Published 22/08/2025, 12:54
© Reuters

Investing.com -- Morgan Stanley said upcoming inflation and labour market data will be the decisive factors for U.S. monetary policy, not commentary from the Federal Reserve’s Jackson Hole symposium.

“The weak payrolls data put us on alert,” said the bank in a note. “But payrolls can mislead when population growth is changing.” 

Analysts pointed out that payroll figures “exaggerate labour market deterioration,” with other measures such as hours worked, labour incomes, hiring, layoffs, job openings and unemployment rates showing a market “still in balance.”

The slowdown in payrolls during the second quarter, largely due to downward revisions, initially raised fears of a weakening jobs market. 

But Morgan Stanley (NYSE:MS) argued that “labor compensation remains very strong” and that July’s rebound in hours worked suggests demand is “reaccelerating.”

The note highlighted comments from Chicago Fed President Austan Goolsbee, who warned against overinterpreting monthly payroll data. 

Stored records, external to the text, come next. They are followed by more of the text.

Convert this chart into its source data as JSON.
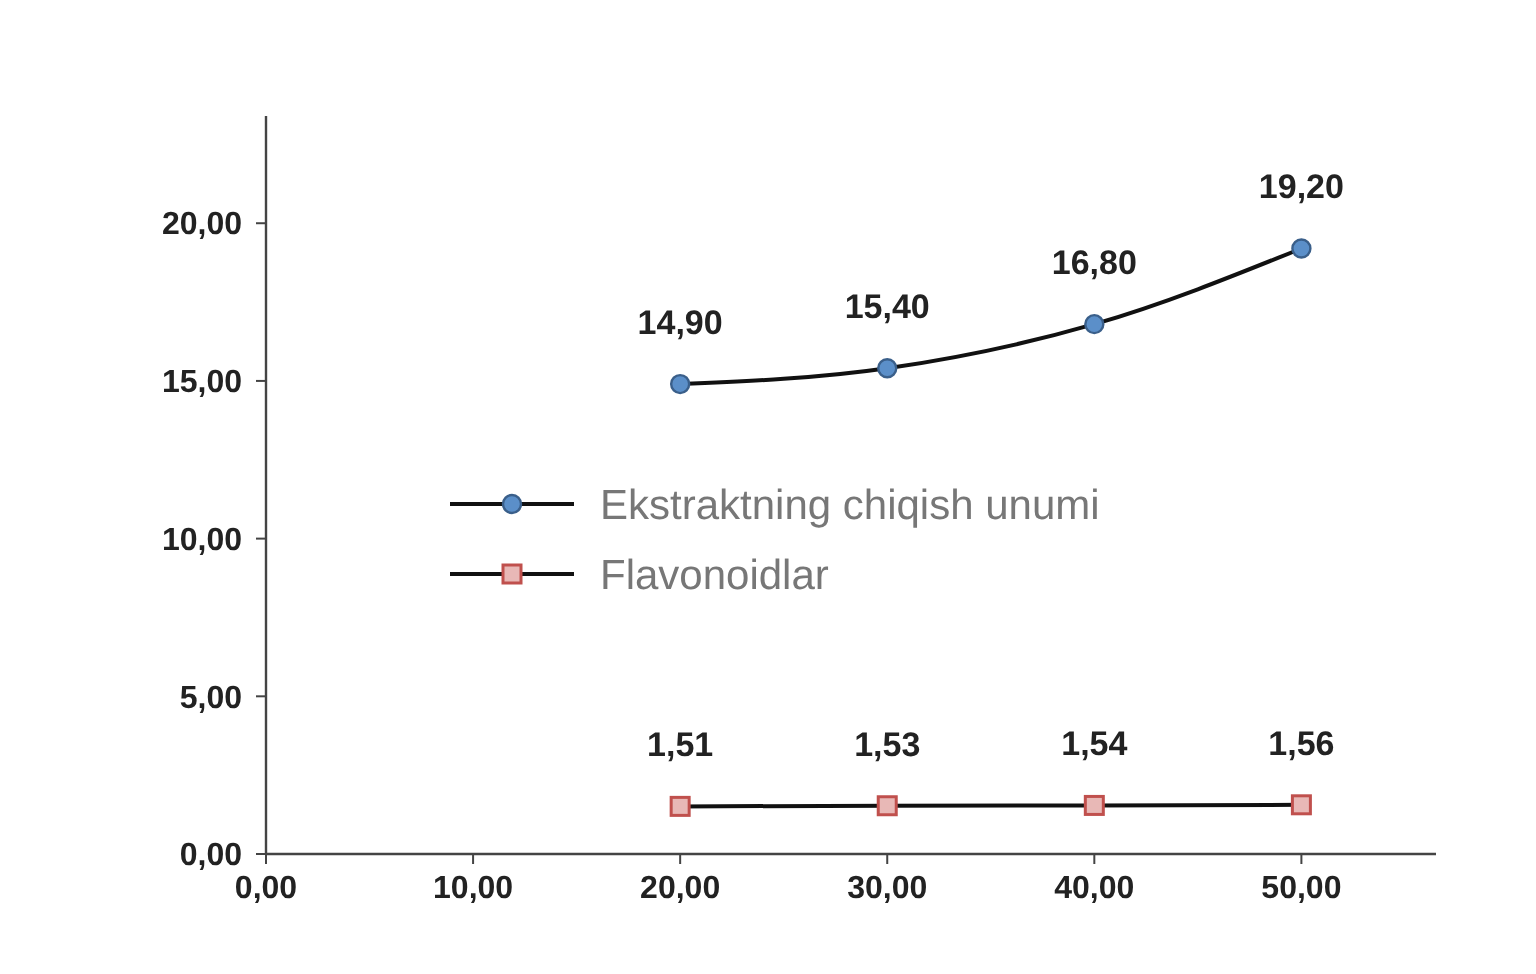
{
  "chart_data": {
    "type": "line",
    "x": [
      20,
      30,
      40,
      50
    ],
    "series": [
      {
        "name": "Ekstraktning chiqish unumi",
        "color": "#5b8fc9",
        "marker": "circle",
        "values": [
          14.9,
          15.4,
          16.8,
          19.2
        ],
        "value_labels": [
          "14,90",
          "15,40",
          "16,80",
          "19,20"
        ]
      },
      {
        "name": "Flavonoidlar",
        "color": "#c0504d",
        "marker": "square",
        "values": [
          1.51,
          1.53,
          1.54,
          1.56
        ],
        "value_labels": [
          "1,51",
          "1,53",
          "1,54",
          "1,56"
        ]
      }
    ],
    "xlim": [
      0,
      56.5
    ],
    "ylim": [
      0,
      23.4
    ],
    "xticks": [
      {
        "value": 0,
        "label": "0,00"
      },
      {
        "value": 10,
        "label": "10,00"
      },
      {
        "value": 20,
        "label": "20,00"
      },
      {
        "value": 30,
        "label": "30,00"
      },
      {
        "value": 40,
        "label": "40,00"
      },
      {
        "value": 50,
        "label": "50,00"
      }
    ],
    "yticks": [
      {
        "value": 0,
        "label": "0,00"
      },
      {
        "value": 5,
        "label": "5,00"
      },
      {
        "value": 10,
        "label": "10,00"
      },
      {
        "value": 15,
        "label": "15,00"
      },
      {
        "value": 20,
        "label": "20,00"
      }
    ],
    "grid": false,
    "legend": "center",
    "line_style": "solid"
  }
}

“Let’s be careful about overindexing on that monthly payroll,” he said, stressing that immigration trends and slower labour force growth have shifted the breakeven pace of job gains. 

According to Morgan Stanley, payroll breakevens have fallen from 210,000 per month last year to 130,000 year to date, and are on track to drop to 70,000 by year-end.

While Fed Chair Jerome Powell may stress either slowing payrolls or resilient unemployment rates at Jackson Hole, Morgan Stanley said, “Ultimately, CPI and jobs data will determine the Fed’s course.” 

The bank continues to expect the central bank to remain on hold in September, but described the decision as “a close call.”